Ein umgestürzter Baum brachte den Zugverkehr zwischen Deutschland und Polen bei Grambow in Mecklenburg-Vorpommern zum Erliegen. Auch in Niedersachsen kam es wegen Erdrutschen und Straßensperrungen zu Ausfällen und Verspätungen im Busverkehr; einige Bahn-Regionalverbindungen wurden gesperrt. In Hessen war der Boden wegen des Regens laut der Feuerwehr so aufgeweicht, dass mehrere Bäume umfielen. Sie blockierten Straßen und beschädigten die Oberleitung einer Straßenbahn.

Meteorologen sagen Besserung voraus

Gegen Abend entspannte sich die Lage in Nordhessen bereits wieder. In weiten Teilen Thüringens ließ der Dauerregen ebenfalls nach, die Flüsse waren allerdings weiter angeschwollen.

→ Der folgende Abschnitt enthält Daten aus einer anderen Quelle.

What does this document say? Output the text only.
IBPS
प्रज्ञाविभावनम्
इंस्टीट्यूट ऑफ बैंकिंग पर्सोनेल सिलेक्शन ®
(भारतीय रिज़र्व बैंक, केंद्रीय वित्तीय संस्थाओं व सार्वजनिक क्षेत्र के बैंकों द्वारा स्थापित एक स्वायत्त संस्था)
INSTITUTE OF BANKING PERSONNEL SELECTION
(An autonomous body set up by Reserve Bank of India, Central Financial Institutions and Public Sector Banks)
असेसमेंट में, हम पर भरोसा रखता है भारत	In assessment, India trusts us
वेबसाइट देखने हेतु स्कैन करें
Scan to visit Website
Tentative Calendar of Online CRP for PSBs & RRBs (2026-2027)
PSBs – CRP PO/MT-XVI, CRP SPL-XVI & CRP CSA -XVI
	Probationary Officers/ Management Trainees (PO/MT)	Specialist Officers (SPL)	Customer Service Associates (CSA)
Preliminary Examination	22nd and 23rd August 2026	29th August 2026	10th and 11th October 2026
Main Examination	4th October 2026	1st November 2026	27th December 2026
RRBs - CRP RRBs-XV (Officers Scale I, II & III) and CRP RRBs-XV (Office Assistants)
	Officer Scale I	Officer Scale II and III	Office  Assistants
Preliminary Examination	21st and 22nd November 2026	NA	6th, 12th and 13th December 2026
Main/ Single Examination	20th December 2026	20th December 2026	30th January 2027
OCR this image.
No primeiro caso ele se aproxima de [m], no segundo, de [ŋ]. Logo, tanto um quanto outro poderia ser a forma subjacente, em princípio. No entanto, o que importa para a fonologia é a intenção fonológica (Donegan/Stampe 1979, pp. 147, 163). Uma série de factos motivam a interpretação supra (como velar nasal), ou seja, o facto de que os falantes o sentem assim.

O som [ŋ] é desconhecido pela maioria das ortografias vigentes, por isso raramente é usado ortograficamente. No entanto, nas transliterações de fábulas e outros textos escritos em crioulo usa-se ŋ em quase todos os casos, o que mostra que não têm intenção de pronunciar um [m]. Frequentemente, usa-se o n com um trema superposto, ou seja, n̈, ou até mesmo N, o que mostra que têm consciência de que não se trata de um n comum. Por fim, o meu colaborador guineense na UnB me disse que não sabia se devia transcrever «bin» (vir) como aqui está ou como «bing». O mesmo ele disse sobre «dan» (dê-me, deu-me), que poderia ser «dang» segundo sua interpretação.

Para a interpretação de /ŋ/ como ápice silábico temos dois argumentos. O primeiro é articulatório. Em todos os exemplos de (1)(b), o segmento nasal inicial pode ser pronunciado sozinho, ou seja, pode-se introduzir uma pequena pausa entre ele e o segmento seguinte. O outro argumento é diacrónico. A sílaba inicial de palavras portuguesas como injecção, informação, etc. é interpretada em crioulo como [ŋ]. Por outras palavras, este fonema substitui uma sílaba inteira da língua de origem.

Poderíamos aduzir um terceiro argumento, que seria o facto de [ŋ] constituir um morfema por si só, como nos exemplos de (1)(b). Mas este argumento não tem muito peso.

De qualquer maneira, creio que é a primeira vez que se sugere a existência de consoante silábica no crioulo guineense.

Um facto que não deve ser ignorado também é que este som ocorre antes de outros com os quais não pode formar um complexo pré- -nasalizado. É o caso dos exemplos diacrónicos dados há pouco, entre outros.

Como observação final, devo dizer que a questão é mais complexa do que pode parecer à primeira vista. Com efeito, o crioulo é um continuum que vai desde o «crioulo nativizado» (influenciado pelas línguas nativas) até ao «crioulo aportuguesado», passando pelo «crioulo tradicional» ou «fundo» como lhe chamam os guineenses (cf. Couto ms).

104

Besonders betroffen vom Dauerregen der vergangenen Tage war nach Angaben des DWD ein Streifen vom südlichen Niedersachsen über Teile Hessens und Thüringens bis nach Nordbayern. Dort fielen binnen 48 Stunden verbreitet mehr als 100 Millimeter Regen - und damit teils deutlich mehr als sonst in einem gesamten Juli. Auf dem Brocken im Harz registrierte der DWD sogar 238 Millimeter Regen, in Seesen im Harz 161 Millimeter, in Helbedündorf in Thüringen 134 Millimeter und in Hessisch-Lichtenau 111 Millimeter.

Für die kommenden Tagen gaben Meteorologen unterdessen Entwarnung: Der Dauerregen geht zu Ende, Tief "Alfred" zieht nach Osten ab, wie der DWD mitteilte. Der Regen höre damit zwar nicht auf, aber die Intensität lasse nach. Wirklich sommerlich-schön wird es allerdings nicht. Erst zum Wochenende zeichnet sich eine allmähliche Beruhigung mit wieder steigenden Temperaturen ab.